The Need for Journalism in the Classroom
The Need for Journalism in the Classroom
You most likely never saw an email from the Department of Communication that announced there would be no Journalism Capstone next spring. Only the five students that signed up for the class did.
Less than half of the amount of students required to keep a class requested the Capstone as their first choice, according to Chad Raphael, the communication department chair, despite the fact that every communication major had to take at least one journalism course. Meanwhile, the Public Relations Capstone filled up, as usual.
The lack of interest suggests that communication students might be a little wary of the return on investment for journalism. Newspaper revenue was only $38.6 billion last year, according to the Newspaper Association of America's annual revenue profile. That's down almost $21 billion since 2003.
But these numbers only paint in broad strokes. Newspapers are seeing growth in circulation and areas that barely existed a year ago, such as e-commerce, according to the report.
You might think that journalism is an "industry in turmoil," as the guest speakers at the California College Media Association's career workshop called it. You might think of journalism as another branch of "the media" out to promote corporate interests if you've taken an introductory sociology course. You'd be wrong. Journalism isn't dying. It's transforming.
The rapidly evolving technology that once threatened the industry is now providing us with new methods to reach more readers and interact with them in new ways. A report from the International Data Corporation projects that the tablet market will grow by 175 percent by 2017. Advertising revenue and the new "other" revenue from these technologies can put journalism back in the black.
It's easy to see, though, how students can be deterred from an industry changing more dramatically than a robot in a Michael Bay movie and instead run into the steady arms of a currently successful one. The public relations industry, for instance, has grown rapidly and is showing signs of a long life. The Bureau of Labor Statistics projects that the public relations field will expand by 21 percent from 2010 to 2020.
But is that where we want to be as young Santa Clara graduates?

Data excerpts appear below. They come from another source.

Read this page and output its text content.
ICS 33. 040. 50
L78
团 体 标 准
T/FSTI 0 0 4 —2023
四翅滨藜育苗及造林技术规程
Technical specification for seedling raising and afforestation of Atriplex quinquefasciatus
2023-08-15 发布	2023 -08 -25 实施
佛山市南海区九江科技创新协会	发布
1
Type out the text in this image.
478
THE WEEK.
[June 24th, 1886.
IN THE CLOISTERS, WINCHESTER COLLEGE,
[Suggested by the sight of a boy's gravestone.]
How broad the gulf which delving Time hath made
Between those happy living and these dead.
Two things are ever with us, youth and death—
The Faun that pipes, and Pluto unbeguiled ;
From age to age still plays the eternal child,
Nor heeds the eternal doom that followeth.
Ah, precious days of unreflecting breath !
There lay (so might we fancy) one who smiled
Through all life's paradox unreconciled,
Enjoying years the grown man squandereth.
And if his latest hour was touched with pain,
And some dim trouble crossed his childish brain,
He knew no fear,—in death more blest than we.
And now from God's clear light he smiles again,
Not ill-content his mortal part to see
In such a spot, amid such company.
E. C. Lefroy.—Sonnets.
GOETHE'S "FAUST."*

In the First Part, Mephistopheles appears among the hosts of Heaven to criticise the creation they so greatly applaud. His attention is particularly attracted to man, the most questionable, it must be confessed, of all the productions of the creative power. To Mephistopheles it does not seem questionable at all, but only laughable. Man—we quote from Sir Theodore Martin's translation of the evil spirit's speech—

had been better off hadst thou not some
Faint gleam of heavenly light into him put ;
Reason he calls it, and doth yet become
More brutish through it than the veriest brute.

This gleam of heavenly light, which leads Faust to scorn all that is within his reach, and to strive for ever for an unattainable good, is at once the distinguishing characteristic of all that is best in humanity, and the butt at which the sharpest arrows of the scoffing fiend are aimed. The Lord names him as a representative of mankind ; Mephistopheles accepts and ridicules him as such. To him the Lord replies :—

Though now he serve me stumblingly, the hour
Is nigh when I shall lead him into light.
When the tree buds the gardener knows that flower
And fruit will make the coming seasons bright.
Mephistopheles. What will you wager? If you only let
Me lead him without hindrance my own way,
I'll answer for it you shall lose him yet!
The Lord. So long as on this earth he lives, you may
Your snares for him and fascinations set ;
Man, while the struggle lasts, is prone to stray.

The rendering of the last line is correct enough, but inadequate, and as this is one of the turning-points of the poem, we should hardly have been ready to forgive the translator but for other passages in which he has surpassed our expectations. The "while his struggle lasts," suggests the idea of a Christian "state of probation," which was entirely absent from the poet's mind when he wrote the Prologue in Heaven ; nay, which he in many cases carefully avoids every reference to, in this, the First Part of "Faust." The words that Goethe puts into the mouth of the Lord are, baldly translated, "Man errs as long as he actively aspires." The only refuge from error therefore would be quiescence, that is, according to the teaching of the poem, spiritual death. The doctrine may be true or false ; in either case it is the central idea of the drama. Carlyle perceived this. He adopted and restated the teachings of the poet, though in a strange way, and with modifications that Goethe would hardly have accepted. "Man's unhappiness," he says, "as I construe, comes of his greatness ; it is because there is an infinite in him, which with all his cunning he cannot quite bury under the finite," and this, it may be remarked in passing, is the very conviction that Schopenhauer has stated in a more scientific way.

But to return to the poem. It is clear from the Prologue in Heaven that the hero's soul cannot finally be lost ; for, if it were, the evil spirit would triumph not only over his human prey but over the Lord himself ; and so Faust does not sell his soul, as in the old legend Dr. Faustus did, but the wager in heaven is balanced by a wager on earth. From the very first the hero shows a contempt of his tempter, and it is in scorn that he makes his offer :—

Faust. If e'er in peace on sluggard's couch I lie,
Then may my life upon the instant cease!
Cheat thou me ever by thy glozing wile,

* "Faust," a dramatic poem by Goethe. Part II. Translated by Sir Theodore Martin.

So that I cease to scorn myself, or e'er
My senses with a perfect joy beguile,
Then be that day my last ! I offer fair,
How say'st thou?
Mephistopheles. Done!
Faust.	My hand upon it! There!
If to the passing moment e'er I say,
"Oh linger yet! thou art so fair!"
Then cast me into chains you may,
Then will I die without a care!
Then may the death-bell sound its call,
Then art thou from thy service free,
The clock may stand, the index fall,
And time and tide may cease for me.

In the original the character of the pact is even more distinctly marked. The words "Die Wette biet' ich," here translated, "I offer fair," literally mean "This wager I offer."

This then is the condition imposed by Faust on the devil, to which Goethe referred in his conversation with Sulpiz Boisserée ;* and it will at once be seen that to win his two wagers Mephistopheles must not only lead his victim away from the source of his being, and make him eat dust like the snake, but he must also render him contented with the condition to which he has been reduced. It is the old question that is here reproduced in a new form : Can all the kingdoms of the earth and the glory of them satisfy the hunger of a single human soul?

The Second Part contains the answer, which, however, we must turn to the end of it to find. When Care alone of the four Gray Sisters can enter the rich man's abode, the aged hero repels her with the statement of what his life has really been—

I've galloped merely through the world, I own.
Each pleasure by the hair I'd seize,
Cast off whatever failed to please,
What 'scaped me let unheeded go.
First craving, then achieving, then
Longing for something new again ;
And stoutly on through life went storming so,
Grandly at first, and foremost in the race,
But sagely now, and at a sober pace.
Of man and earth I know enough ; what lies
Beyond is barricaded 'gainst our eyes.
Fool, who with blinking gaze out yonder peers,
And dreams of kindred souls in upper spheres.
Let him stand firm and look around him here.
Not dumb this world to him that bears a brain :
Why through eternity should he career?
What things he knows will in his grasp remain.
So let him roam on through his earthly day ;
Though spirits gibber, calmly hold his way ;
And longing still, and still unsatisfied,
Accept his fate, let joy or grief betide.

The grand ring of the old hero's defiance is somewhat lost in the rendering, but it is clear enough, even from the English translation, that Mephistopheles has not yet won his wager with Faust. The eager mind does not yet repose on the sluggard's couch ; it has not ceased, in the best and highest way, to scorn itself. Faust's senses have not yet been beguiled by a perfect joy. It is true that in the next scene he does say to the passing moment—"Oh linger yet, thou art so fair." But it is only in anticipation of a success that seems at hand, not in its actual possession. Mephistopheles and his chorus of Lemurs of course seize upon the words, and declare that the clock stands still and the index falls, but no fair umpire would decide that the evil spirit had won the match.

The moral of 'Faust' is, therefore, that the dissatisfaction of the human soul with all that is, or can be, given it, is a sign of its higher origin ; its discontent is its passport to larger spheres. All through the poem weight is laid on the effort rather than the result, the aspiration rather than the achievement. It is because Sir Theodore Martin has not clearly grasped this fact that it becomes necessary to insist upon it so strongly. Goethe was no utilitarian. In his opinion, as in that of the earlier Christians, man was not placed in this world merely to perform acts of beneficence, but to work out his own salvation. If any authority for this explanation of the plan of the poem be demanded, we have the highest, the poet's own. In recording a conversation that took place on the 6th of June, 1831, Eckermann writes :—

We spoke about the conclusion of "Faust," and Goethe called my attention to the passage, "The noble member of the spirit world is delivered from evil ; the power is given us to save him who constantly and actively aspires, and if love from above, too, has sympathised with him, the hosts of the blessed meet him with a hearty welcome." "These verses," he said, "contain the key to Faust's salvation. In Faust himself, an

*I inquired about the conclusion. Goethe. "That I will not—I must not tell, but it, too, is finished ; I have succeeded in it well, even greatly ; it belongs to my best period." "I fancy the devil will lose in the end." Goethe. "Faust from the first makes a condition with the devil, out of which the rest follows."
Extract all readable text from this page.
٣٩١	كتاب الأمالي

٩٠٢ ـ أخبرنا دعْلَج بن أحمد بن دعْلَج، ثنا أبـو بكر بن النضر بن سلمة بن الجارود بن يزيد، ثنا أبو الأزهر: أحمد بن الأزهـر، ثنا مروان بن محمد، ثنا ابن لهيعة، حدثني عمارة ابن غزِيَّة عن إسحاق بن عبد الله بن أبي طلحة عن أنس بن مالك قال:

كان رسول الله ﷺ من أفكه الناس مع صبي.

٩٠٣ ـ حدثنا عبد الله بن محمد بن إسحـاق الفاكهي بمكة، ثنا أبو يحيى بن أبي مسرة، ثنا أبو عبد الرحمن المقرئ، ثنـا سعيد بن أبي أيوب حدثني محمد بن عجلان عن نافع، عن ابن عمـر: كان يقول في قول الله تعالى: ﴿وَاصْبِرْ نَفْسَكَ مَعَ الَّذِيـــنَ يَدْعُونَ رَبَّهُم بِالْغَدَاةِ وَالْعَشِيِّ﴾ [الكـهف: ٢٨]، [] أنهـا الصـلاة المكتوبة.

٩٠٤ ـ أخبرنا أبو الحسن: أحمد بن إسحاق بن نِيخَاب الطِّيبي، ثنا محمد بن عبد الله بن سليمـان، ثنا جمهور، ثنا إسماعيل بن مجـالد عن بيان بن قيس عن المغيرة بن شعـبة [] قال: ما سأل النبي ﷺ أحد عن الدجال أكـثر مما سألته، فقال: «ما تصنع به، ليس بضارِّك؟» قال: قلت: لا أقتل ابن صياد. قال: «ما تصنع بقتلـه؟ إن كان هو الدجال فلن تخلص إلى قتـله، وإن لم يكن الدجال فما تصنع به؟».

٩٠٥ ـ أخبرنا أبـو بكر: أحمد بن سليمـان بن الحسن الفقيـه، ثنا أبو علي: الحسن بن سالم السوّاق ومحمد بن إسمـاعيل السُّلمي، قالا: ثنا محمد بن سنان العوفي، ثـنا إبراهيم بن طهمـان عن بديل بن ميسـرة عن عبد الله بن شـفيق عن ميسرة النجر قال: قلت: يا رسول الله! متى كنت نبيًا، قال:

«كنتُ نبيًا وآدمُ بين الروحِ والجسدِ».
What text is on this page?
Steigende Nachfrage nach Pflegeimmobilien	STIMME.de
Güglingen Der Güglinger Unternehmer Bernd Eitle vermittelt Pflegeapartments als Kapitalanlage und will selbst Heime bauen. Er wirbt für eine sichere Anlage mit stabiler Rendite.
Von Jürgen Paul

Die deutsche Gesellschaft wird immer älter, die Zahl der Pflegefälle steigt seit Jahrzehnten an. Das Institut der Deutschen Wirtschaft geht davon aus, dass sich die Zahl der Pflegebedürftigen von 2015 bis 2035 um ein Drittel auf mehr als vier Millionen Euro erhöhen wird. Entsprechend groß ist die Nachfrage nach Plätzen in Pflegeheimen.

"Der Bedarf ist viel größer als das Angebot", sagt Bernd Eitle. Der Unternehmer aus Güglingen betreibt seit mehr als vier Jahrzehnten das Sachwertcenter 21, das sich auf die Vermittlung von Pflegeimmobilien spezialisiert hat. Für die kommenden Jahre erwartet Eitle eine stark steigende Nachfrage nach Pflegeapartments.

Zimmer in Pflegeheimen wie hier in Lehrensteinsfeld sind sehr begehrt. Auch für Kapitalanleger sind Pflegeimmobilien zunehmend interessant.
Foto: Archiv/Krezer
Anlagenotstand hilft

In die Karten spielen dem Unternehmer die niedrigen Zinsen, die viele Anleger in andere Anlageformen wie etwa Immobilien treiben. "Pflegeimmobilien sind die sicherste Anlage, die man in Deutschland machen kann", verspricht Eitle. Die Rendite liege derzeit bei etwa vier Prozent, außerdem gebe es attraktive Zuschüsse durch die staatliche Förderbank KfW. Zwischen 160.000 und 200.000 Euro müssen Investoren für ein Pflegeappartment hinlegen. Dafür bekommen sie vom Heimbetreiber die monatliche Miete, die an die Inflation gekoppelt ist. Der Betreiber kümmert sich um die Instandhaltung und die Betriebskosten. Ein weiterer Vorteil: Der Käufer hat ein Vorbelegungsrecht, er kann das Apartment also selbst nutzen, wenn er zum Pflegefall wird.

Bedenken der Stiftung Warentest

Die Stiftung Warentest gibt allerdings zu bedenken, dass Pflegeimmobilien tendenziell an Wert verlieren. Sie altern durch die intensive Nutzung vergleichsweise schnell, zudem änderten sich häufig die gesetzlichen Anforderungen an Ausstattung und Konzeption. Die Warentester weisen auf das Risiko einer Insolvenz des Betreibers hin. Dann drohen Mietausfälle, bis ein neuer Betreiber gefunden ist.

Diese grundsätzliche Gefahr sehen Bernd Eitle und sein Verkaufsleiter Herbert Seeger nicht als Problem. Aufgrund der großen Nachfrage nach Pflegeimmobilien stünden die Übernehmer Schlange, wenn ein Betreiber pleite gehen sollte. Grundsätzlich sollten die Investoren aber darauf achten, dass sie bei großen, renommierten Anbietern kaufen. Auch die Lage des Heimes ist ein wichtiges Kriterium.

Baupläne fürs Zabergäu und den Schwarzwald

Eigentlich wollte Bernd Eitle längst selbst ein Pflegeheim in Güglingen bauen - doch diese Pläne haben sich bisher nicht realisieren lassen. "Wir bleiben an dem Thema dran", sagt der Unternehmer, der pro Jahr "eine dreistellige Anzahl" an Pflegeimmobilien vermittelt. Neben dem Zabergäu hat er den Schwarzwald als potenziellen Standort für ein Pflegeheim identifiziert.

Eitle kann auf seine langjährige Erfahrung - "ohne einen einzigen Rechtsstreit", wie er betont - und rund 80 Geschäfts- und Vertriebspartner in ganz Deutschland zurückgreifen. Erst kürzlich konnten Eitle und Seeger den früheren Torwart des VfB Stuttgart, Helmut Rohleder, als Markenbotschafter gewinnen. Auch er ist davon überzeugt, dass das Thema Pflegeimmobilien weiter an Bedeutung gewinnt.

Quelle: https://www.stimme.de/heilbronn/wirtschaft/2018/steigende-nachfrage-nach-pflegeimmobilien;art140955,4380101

Sarah Bradley ('10) used her Journalism Capstone to investigate the health effects of California's biggest waste dump on the nearby inhabitants. She now works in business development for Samasource, a nonprofit that connects poor youth around the world with work in microtasks sent out by employers.
"Studying journalism is great preparation for a whole bunch of stuff," said Raphael. "We need to think about ways to make that case more clearly to our students next year before they sign up for Capstone."
The loss of next year's Journalism Capstone isn't just a loss for the profession. It's a loss for the development of young, critical minds.
The Editorial Board of Matthew Rupel, Mandy Ferreira, Summer Meza, and Claire Ingebetsen.